If you’re looking for Palm Coast homes for sale with a pool, or you’re searching for anyone in Florida or the country for a house that comes with a pool, you should consider the pros and cons first.
Having a pool can improve your resale value, especially in a state like Florida, but you also need to know how it can impact things like maintenance, lifestyle, and the additional costs you’ll be responsible for.
The following are some of the big things to know about pool ownership before you dive in.
1. Be Prepared to Keep It Clean
When you buy a home with a pool, you need to make sure you’re maintaining it on a regular basis. This will keep it looking beautiful, extend its life, and it’ll also be safer.
Some of the things that go into cleaning and maintaining a pool include:
- Getting rid of sediment that’s on pool walls. There are bits of debris and algae that often settle on the walls of the pool and also its fixtures, such as slides and ladders. You should brush the pool walls and any fixtures every week to remove this.
- Skimming leaves and debris will be part of your weekly maintenance routine as well. If you leave these things floating on the surface, eventually, they’ll end up making the bottom of your pool dirty, or they’ll clog the filtration system.
- Each week you’ll vacuum your pool, but maybe more if it needs it. There are different types of pool vacuums you’ll have to choose from, including pressure, robotic, and suction vacuums.
- Other types of maintenance you’ll have to do regularly include cleaning your skimmer, keeping your pump running, and checking your filter and backwash. You’ll have to test your pool water and the chemical levels, either daily or weekly, depending on how much you use your pool.
2. Pools Can Increase Your Resale Value
As mentioned above, buying a home with a pool can mean that you will improve your resale value in the future. Just be realistic about how much this is true. For example, having a pool can increase the value of your home by around 7% on average, depending on things like your location and the weather.
A pool in a state like Florida is going to have significantly more value than a place where it’s cold for half the year.
Things that influence how much a pool can add to your home’s value also include the age of the pool, the type, and its condition.
3. Your Homeowners’ Insurance
Your homeowners’ insurance should cover damage to an in-ground pool, and you might pay around $50 more a year for that coverage. However, your insurer will have to consider if your pool is part of your home or if it’s an external structure. The answer affects your replacement cost value or personal property limit.
Your homeowners’ insurance policy may have what’s called replacement cost coverage. This will pay to replace your home with the same or a similar home in the current market. If your home insurance company includes an in-ground pool in your policy’s replacement cost value, the value of your home increases, meaning a higher premium.
Personal property coverage is what will replace or repair belongings and not your actual home. If your insurance company categorizes your pool as an external structure, which is usually the case with an above-ground pool, then you may have to raise your personal property limit.
The liability part of a homeowners insurance policy would pay for lawsuits or medical bills resulting from accidents in or around your pool.
A swimming pool is considered an attractive nuisance by an insurer. That means a property that could attract and be dangerous to a child. You’re liable when you own an attractive nuisance for any incidents, even if the person didn’t have permission to use it.

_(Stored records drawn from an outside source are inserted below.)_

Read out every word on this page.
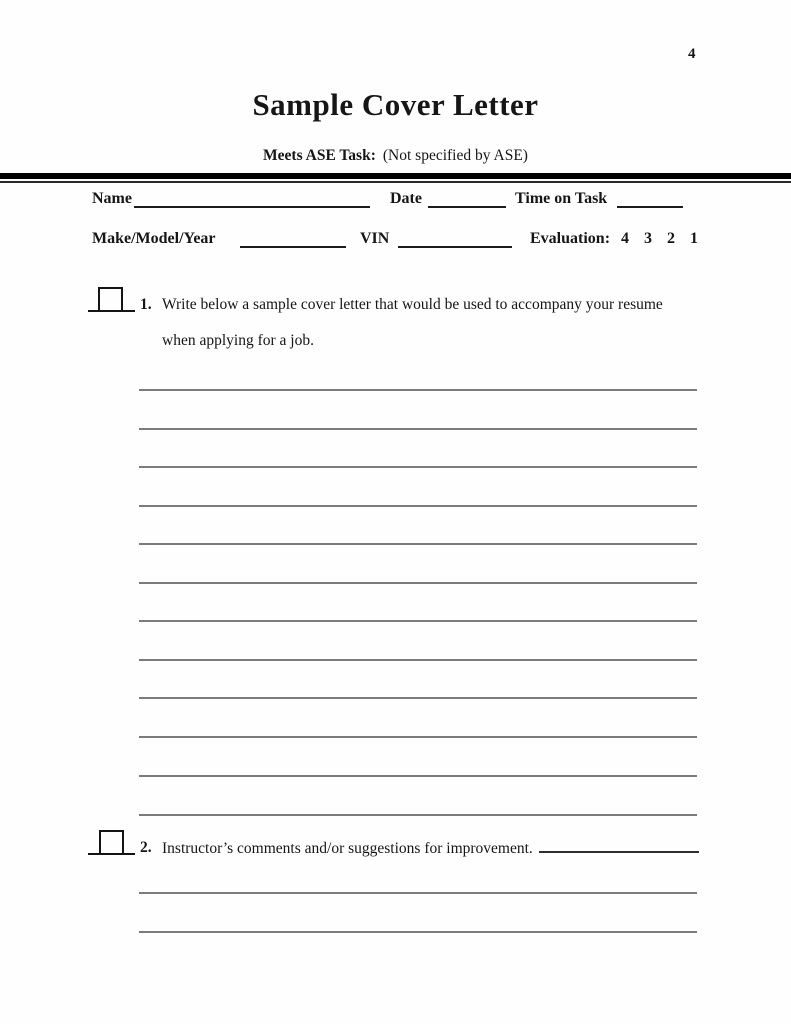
4
Sample Cover Letter
Meets ASE Task: (Not specified by ASE)
Name	Date	Time on Task
Make/Model/Year	VIN	Evaluation: 4 3 2 1
1. Write below a sample cover letter that would be used to accompany your resume
when applying for a job.
2. Instructor’s comments and/or suggestions for improvement.
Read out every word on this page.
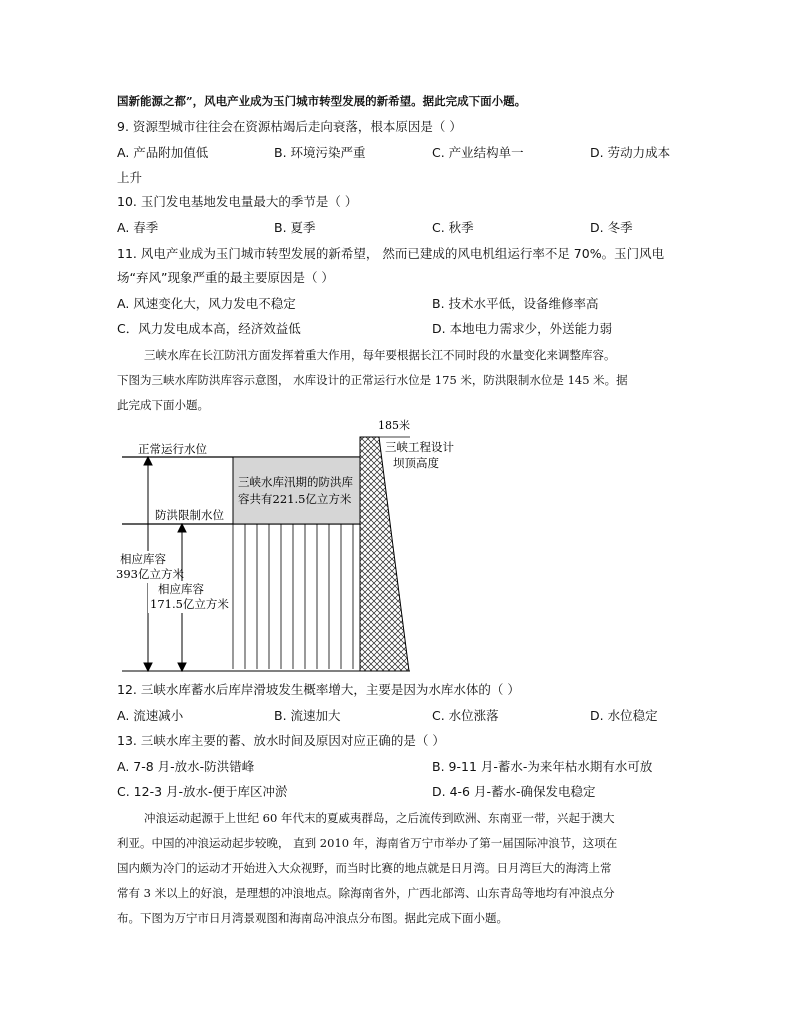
国新能源之都”，风电产业成为玉门城市转型发展的新希望。据此完成下面小题。
9. 资源型城市往往会在资源枯竭后走向衰落，根本原因是（ ）
A. 产品附加值低	B. 环境污染严重	C. 产业结构单一	D. 劳动力成本
上升
10. 玉门发电基地发电量最大的季节是（ ）
A. 春季	B. 夏季	C. 秋季	D. 冬季
11. 风电产业成为玉门城市转型发展的新希望， 然而已建成的风电机组运行率不足 70%。玉门风电
场“弃风”现象严重的最主要原因是（ ）
A. 风速变化大，风力发电不稳定	B. 技术水平低，设备维修率高
C．风力发电成本高，经济效益低	D. 本地电力需求少，外送能力弱
三峡水库在长江防汛方面发挥着重大作用，每年要根据长江不同时段的水量变化来调整库容。
下图为三峡水库防洪库容示意图， 水库设计的正常运行水位是 175 米，防洪限制水位是 145 米。据
此完成下面小题。
185米
三峡工程设计
坝顶高度
正常运行水位
防洪限制水位
三峡水库汛期的防洪库
容共有221.5亿立方米
相应库容
393亿立方米
相应库容
171.5亿立方米
12. 三峡水库蓄水后库岸滑坡发生概率增大，主要是因为水库水体的（ ）
A. 流速减小	B. 流速加大	C. 水位涨落	D. 水位稳定
13. 三峡水库主要的蓄、放水时间及原因对应正确的是（ ）
A. 7-8 月-放水-防洪错峰	B. 9-11 月-蓄水-为来年枯水期有水可放
C. 12-3 月-放水-便于库区冲淤	D. 4-6 月-蓄水-确保发电稳定
冲浪运动起源于上世纪 60 年代末的夏威夷群岛，之后流传到欧洲、东南亚一带，兴起于澳大
利亚。中国的冲浪运动起步较晚， 直到 2010 年，海南省万宁市举办了第一届国际冲浪节，这项在
国内颇为冷门的运动才开始进入大众视野，而当时比赛的地点就是日月湾。日月湾巨大的海湾上常
常有 3 米以上的好浪，是理想的冲浪地点。除海南省外，广西北部湾、山东青岛等地均有冲浪点分
布。下图为万宁市日月湾景观图和海南岛冲浪点分布图。据此完成下面小题。
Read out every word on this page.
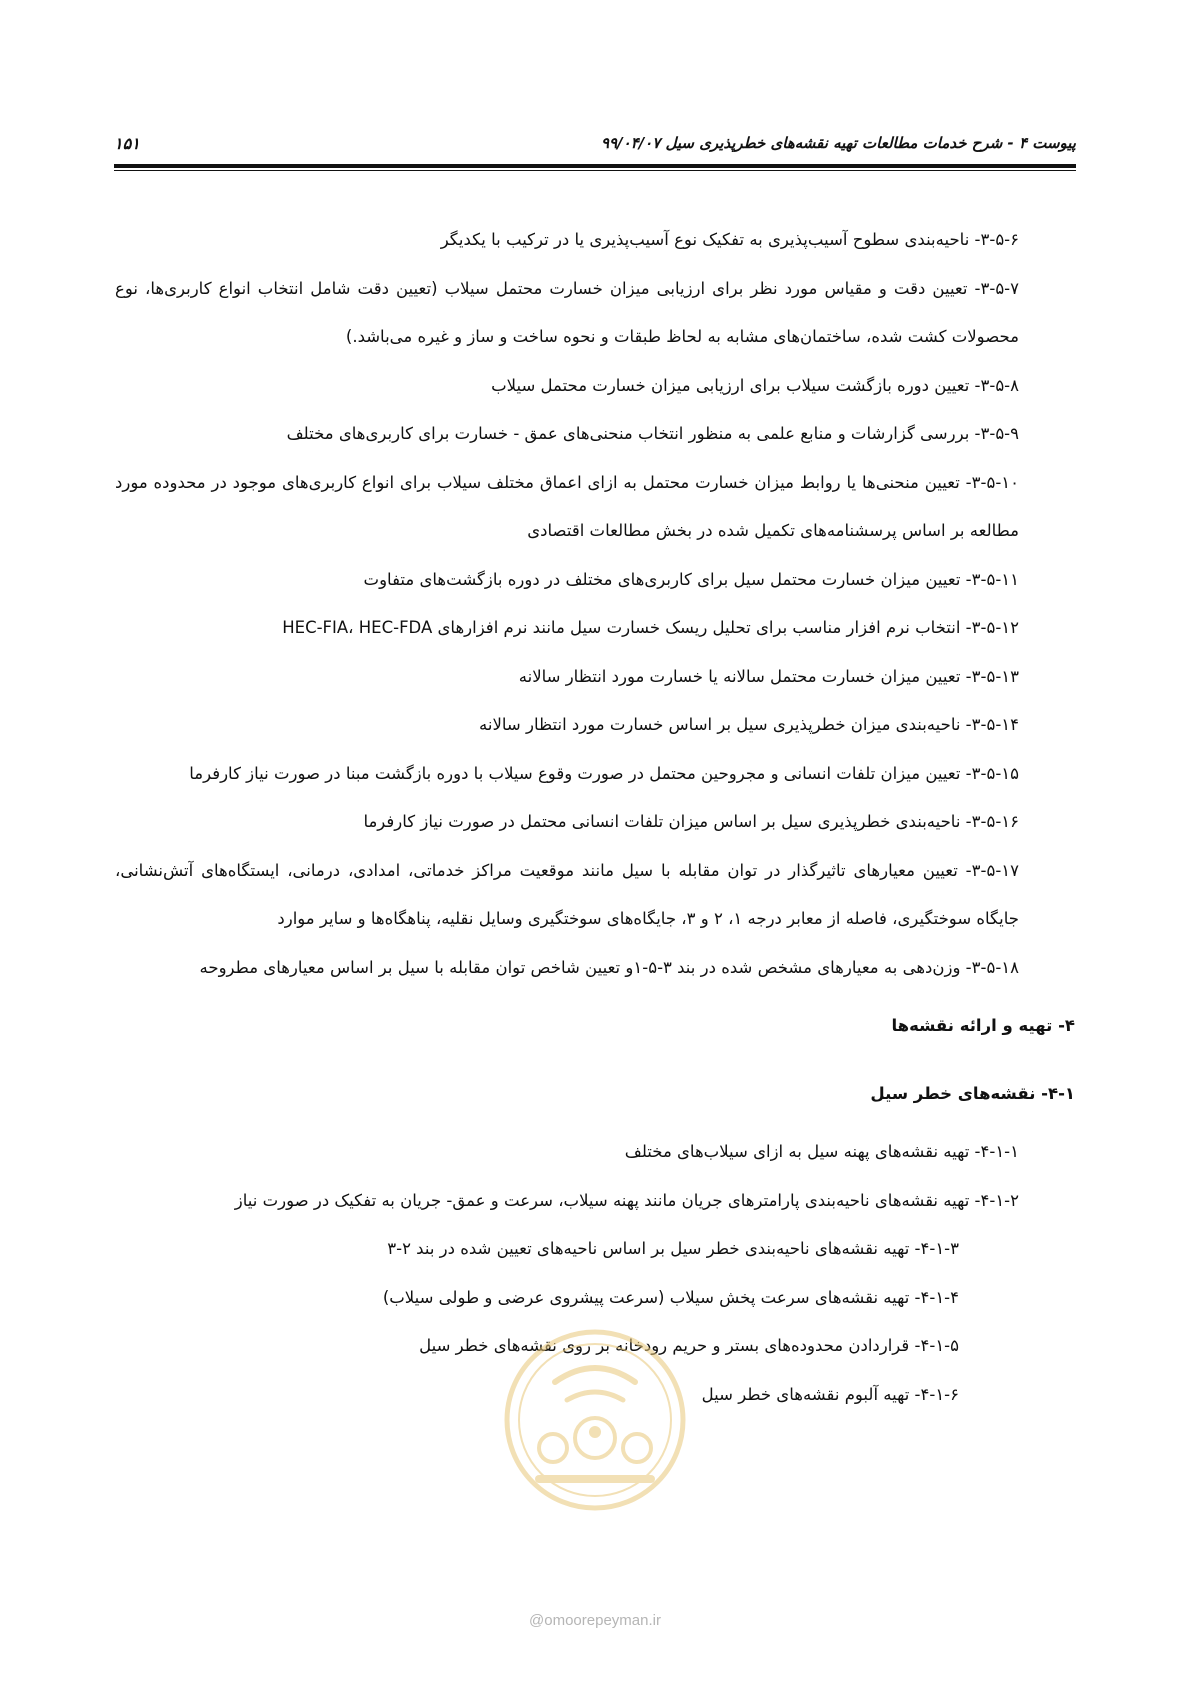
پیوست ۴ - شرح خدمات مطالعات تهیه نقشه‌های خطرپذیری سیل ۹۹/۰۴/۰۷
۱۵۱

۳-۵-۶- ناحیه‌بندی سطوح آسیب‌پذیری به تفکیک نوع آسیب‌پذیری یا در ترکیب با یکدیگر

۳-۵-۷- تعیین دقت و مقیاس مورد نظر برای ارزیابی میزان خسارت محتمل سیلاب (تعیین دقت شامل انتخاب انواع کاربری‌ها، نوع محصولات کشت شده، ساختمان‌های مشابه به لحاظ طبقات و نحوه ساخت و ساز و غیره می‌باشد.)

۳-۵-۸- تعیین دوره بازگشت سیلاب برای ارزیابی میزان خسارت محتمل سیلاب

۳-۵-۹- بررسی گزارشات و منابع علمی به منظور انتخاب منحنی‌های عمق - خسارت برای کاربری‌های مختلف

۳-۵-۱۰- تعیین منحنی‌ها یا روابط میزان خسارت محتمل به ازای اعماق مختلف سیلاب برای انواع کاربری‌های موجود در محدوده مورد مطالعه بر اساس پرسشنامه‌های تکمیل شده در بخش مطالعات اقتصادی

۳-۵-۱۱- تعیین میزان خسارت محتمل سیل برای کاربری‌های مختلف در دوره بازگشت‌های متفاوت

۳-۵-۱۲- انتخاب نرم افزار مناسب برای تحلیل ریسک خسارت سیل مانند نرم افزارهای HEC-FIA، HEC-FDA

۳-۵-۱۳- تعیین میزان خسارت محتمل سالانه یا خسارت مورد انتظار سالانه

۳-۵-۱۴- ناحیه‌بندی میزان خطرپذیری سیل بر اساس خسارت مورد انتظار سالانه

۳-۵-۱۵- تعیین میزان تلفات انسانی و مجروحین محتمل در صورت وقوع سیلاب با دوره بازگشت مبنا در صورت نیاز کارفرما

۳-۵-۱۶- ناحیه‌بندی خطرپذیری سیل بر اساس میزان تلفات انسانی محتمل در صورت نیاز کارفرما

۳-۵-۱۷- تعیین معیارهای تاثیرگذار در توان مقابله با سیل مانند موقعیت مراکز خدماتی، امدادی، درمانی، ایستگاه‌های آتش‌نشانی، جایگاه سوختگیری، فاصله از معابر درجه ۱، ۲ و ۳، جایگاه‌های سوختگیری وسایل نقلیه، پناهگاه‌ها و سایر موارد

۳-۵-۱۸- وزن‌دهی به معیارهای مشخص شده در بند ۳-۵-۱و تعیین شاخص توان مقابله با سیل بر اساس معیارهای مطروحه

۴- تهیه و ارائه نقشه‌ها

۴-۱- نقشه‌های خطر سیل

۴-۱-۱- تهیه نقشه‌های پهنه سیل به ازای سیلاب‌های مختلف

۴-۱-۲- تهیه نقشه‌های ناحیه‌بندی پارامترهای جریان مانند پهنه سیلاب، سرعت و عمق- جریان به تفکیک در صورت نیاز

۴-۱-۳- تهیه نقشه‌های ناحیه‌بندی خطر سیل بر اساس ناحیه‌های تعیین شده در بند ۲-۳

۴-۱-۴- تهیه نقشه‌های سرعت پخش سیلاب (سرعت پیشروی عرضی و طولی سیلاب)

۴-۱-۵- قراردادن محدوده‌های بستر و حریم رودخانه بر روی نقشه‌های خطر سیل

۴-۱-۶- تهیه آلبوم نقشه‌های خطر سیل

@omoorepeyman.ir
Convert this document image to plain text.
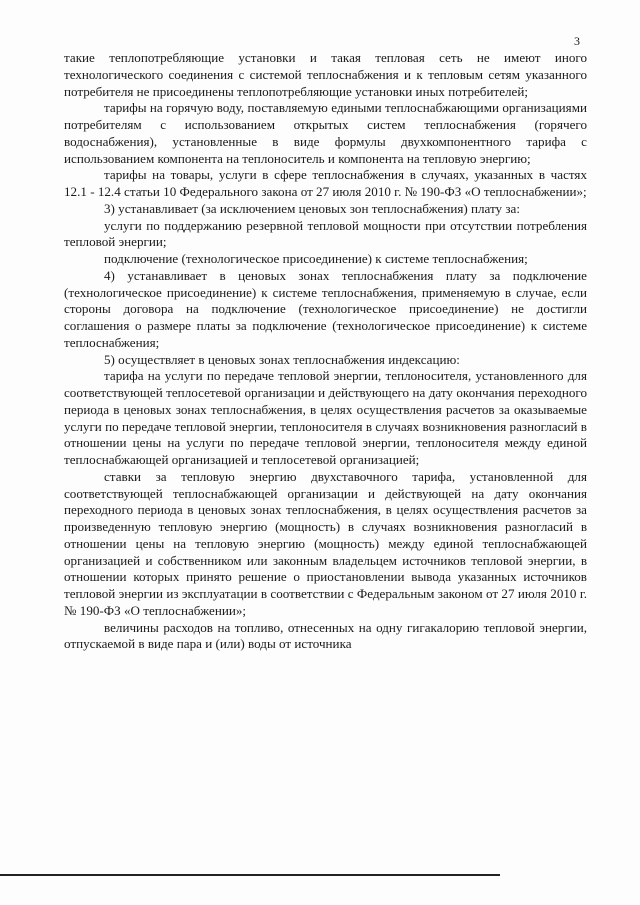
3

такие теплопотребляющие установки и такая тепловая сеть не имеют иного технологического соединения с системой теплоснабжения и к тепловым сетям указанного потребителя не присоединены теплопотребляющие установки иных потребителей;

тарифы на горячую воду, поставляемую едиными теплоснабжающими организациями потребителям с использованием открытых систем теплоснабжения (горячего водоснабжения), установленные в виде формулы двухкомпонентного тарифа с использованием компонента на теплоноситель и компонента на тепловую энергию;

тарифы на товары, услуги в сфере теплоснабжения в случаях, указанных в частях 12.1 - 12.4 статьи 10 Федерального закона от 27 июля 2010 г. № 190-ФЗ «О теплоснабжении»;

3) устанавливает (за исключением ценовых зон теплоснабжения) плату за:

услуги по поддержанию резервной тепловой мощности при отсутствии потребления тепловой энергии;

подключение (технологическое присоединение) к системе теплоснабжения;

4) устанавливает в ценовых зонах теплоснабжения плату за подключение (технологическое присоединение) к системе теплоснабжения, применяемую в случае, если стороны договора на подключение (технологическое присоединение) не достигли соглашения о размере платы за подключение (технологическое присоединение) к системе теплоснабжения;

5) осуществляет в ценовых зонах теплоснабжения индексацию:

тарифа на услуги по передаче тепловой энергии, теплоносителя, установленного для соответствующей теплосетевой организации и действующего на дату окончания переходного периода в ценовых зонах теплоснабжения, в целях осуществления расчетов за оказываемые услуги по передаче тепловой энергии, теплоносителя в случаях возникновения разногласий в отношении цены на услуги по передаче тепловой энергии, теплоносителя между единой теплоснабжающей организацией и теплосетевой организацией;

ставки за тепловую энергию двухставочного тарифа, установленной для соответствующей теплоснабжающей организации и действующей на дату окончания переходного периода в ценовых зонах теплоснабжения, в целях осуществления расчетов за произведенную тепловую энергию (мощность) в случаях возникновения разногласий в отношении цены на тепловую энергию (мощность) между единой теплоснабжающей организацией и собственником или законным владельцем источников тепловой энергии, в отношении которых принято решение о приостановлении вывода указанных источников тепловой энергии из эксплуатации в соответствии с Федеральным законом от 27 июля 2010 г. № 190-ФЗ «О теплоснабжении»;

величины расходов на топливо, отнесенных на одну гигакалорию тепловой энергии, отпускаемой в виде пара и (или) воды от источника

If you have a pool, you might want to increase your liability protection on your homeowners’ policy or purchase a separate umbrella policy.
4. Costs of Maintenance
The yearly cost to maintain a pool can be upwards of $2,000 in some cases, depending on things like the size of your pool, the materials you use, and whether you do the maintenance yourself or hire someone to do it. You should budget around $3,000 a year to $5,000 a year for utilities and repairs.
Pools can use a lot of electricity because of components like heaters, pumps, filters, and lighting.
There are things you can do to lower these costs, though, like installing automatic timers so the filter will turn off when it’s not being used.
5. Safety Comes First
If you want to commit to an in-ground pool, it can be outstanding for your lifestyle, but you have to remember the first priority is always safety.
If you have kids or grandkids, you can use your pool to teach them water safety, swimming, and CPR.
At the same time, you have to make sure it’s a safe environment. For example, if you seasonally close your pool, ensure you have a safe cover. This protects not only children but also your pets.
6. Reasons to Love a Pool
It can sound like a burden to have a pool, and while there are downsides for most people who have them, the upsides far outweigh anything else.
When you have a pool, it’s a place to entertain, and it expands the livable space around your home. You can spend more time outside, get fresh air, enjoy time with your family, and you can create great memories.
Pools are also good because they’re a place where you can exercise and stay active.
They’re a good investment in terms of your quality of life, even if they do require some planning ahead of time for safety, maintenance, and additional expenses.
If you’re thinking about buying a home with a pool, just make sure you’re ready for the additional commitment, but balance it with all of the good memories you’ll create.